In relazione al secondo procedimento, ritenuta ragionevole la durata delle indagini preliminari (complesse) nella misura di un anno e sei mesi, la Corte di appello ha ritenuto violato il termine ragionevole nella misura di sette anni e sei mesi, computando la durata complessiva dall’esecuzione della misura cautelare nel primo procedimento (1999). Ha quindi liquidato l’indennizzo per danno non patrimoniale nella misura di Euro 12.000,00, riconoscendo, inoltre, il danno alla salute sulla base di certificazioni mediche nella misura di Euro 10.000,00.

Contro il decreto della Corte di appello il Ministero della Giustizia ha proposto ricorso per cassazione affidato a due motivi.

Non ha svolto difese l’intimato.

1.1.- La presente sentenza è redatta con motivazione semplificata così come disposto dal Collegio in esito alla deliberazione in Camera di consiglio.
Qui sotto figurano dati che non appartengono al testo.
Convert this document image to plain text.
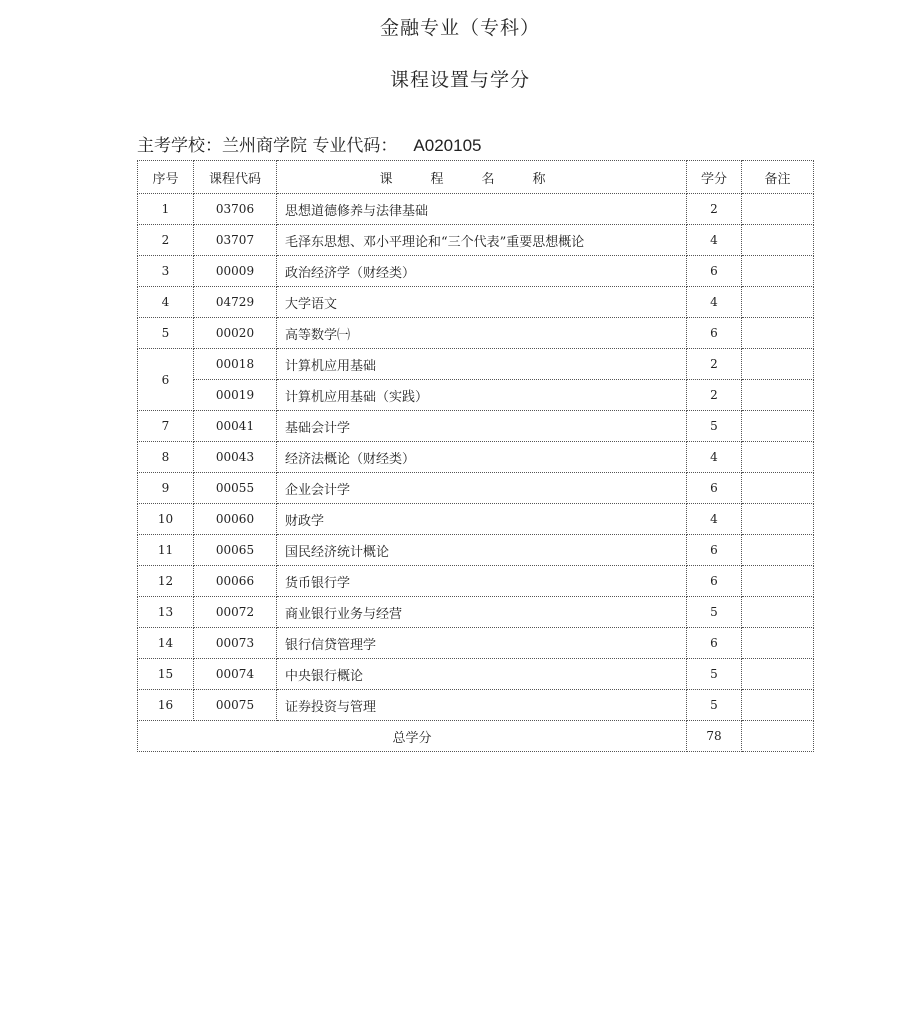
金融专业（专科）
课程设置与学分
主考学校：兰州商学院 专业代码： A020105
序号	课程代码	课程名称	学分	备注
1	03706	思想道德修养与法律基础	2	
2	03707	毛泽东思想、邓小平理论和“三个代表”重要思想概论	4	
3	00009	政治经济学（财经类）	6	
4	04729	大学语文	4	
5	00020	高等数学㈠	6	
6	00018	计算机应用基础	2	
	00019	计算机应用基础（实践）	2	
7	00041	基础会计学	5	
8	00043	经济法概论（财经类）	4	
9	00055	企业会计学	6	
10	00060	财政学	4	
11	00065	国民经济统计概论	6	
12	00066	货币银行学	6	
13	00072	商业银行业务与经营	5	
14	00073	银行信贷管理学	6	
15	00074	中央银行概论	5	
16	00075	证券投资与管理	5	
总学分			78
2.1.- Con il primo motivo il Ministero ricorrente denuncia violazione e falsa applicazione di legge deducendo che erroneamente il dies a quo della durata delle indagini preliminari è stato individuato in quello di applicazione della misura cautelare nel primo procedimento, peraltro senza lettura del provvedimento coercitivo, anzichè dalla notificazione della richiesta di archiviazione, risalente al 2003.

Il motivo è fondato in quanto la Corte di appello si è limitata a “presumere” la conoscenza della contestazione e, inoltre, ha valutato la complessiva durata del secondo procedimento computando la durata a far tempo dalla misura cautelare emessa nel primo procedimento e senza accertare se parte attrice fosse a conoscenza dello “stralcio” e dell’inizio del secondo procedimento, prima della notificazione della richiesta di archiviazione.

2.2.- Con il secondo motivo il Ministero ricorrente denuncia violazione di legge in relazione all’avvenuta liquidazione del danno alla salute sulla base di certificazioni, senza ulteriori accertamenti istruttori, cumulando tale posta di danno a quello liquidato come danno patrimoniale.

Anche la seconda censura è fondata perchè in tema di equa riparazione per la durata irragionevole del processo, il danno biologico derivato da tale durata non può ritenersi presuntivamente sussistente, essendo necessaria la prova della sua esistenza e del nesso di causalità tra la irragionevole durata del processo e il danno (Sez. 1, Sentenza n. 6294 del 16/03/2007).

Nella concreta fattispecie nel decreto impugnato manca ogni riferimento al nesso di causalità (tra l’altro riferito al primo procedimento: pag. 5).

D’altra parte “il danno non patrimoniale da lesione della salute costituisce una categoria ampia ed omnicomprensiva, nella cui liquidazione il giudice deve tenere conto di tutti i pregiudizi concretamente patiti dalla vittima, ma senza duplicare il risarcimento attraverso l’attribuzione di nomi diversi a pregiudizi identici. Ne consegue che è inammissibile, perchè costituisce una duplicazione risarcitoria, la congiunta attribuzione alla vittima di lesioni personali, ove derivanti da reato, del risarcimento sia per il danno biologico, sia per il danno morale, inteso quale sofferenza soggettiva, il quale costituisce necessariamente una componente del primo (posto che qualsiasi lesione della salute implica necessariamente una sofferenza fisica o psichica), come pure la liquidazione del danno biologico separatamente da quello c.d.

estetico, da quello alla vita di relazione e da quello cosiddetto esistenziale” (Sez. U, Sentenza n. 26972 del 11/11/2008).

Il decreto impugnato, dunque, deve essere cassato con rinvio per nuovo esame alla Corte di appello di Perugia – che si atterrà ai principi innanzi enunciati – e anche per il regolamento delle spese.

P.Q.M.

La Corte accoglie il ricorso, cassa il decreto impugnato e rinvia per nuovo esame e per le spese alla Corte di appello di Perugia in diversa composizione.

Così deciso in Roma, nella Camera di consiglio, il 30 settembre 2011.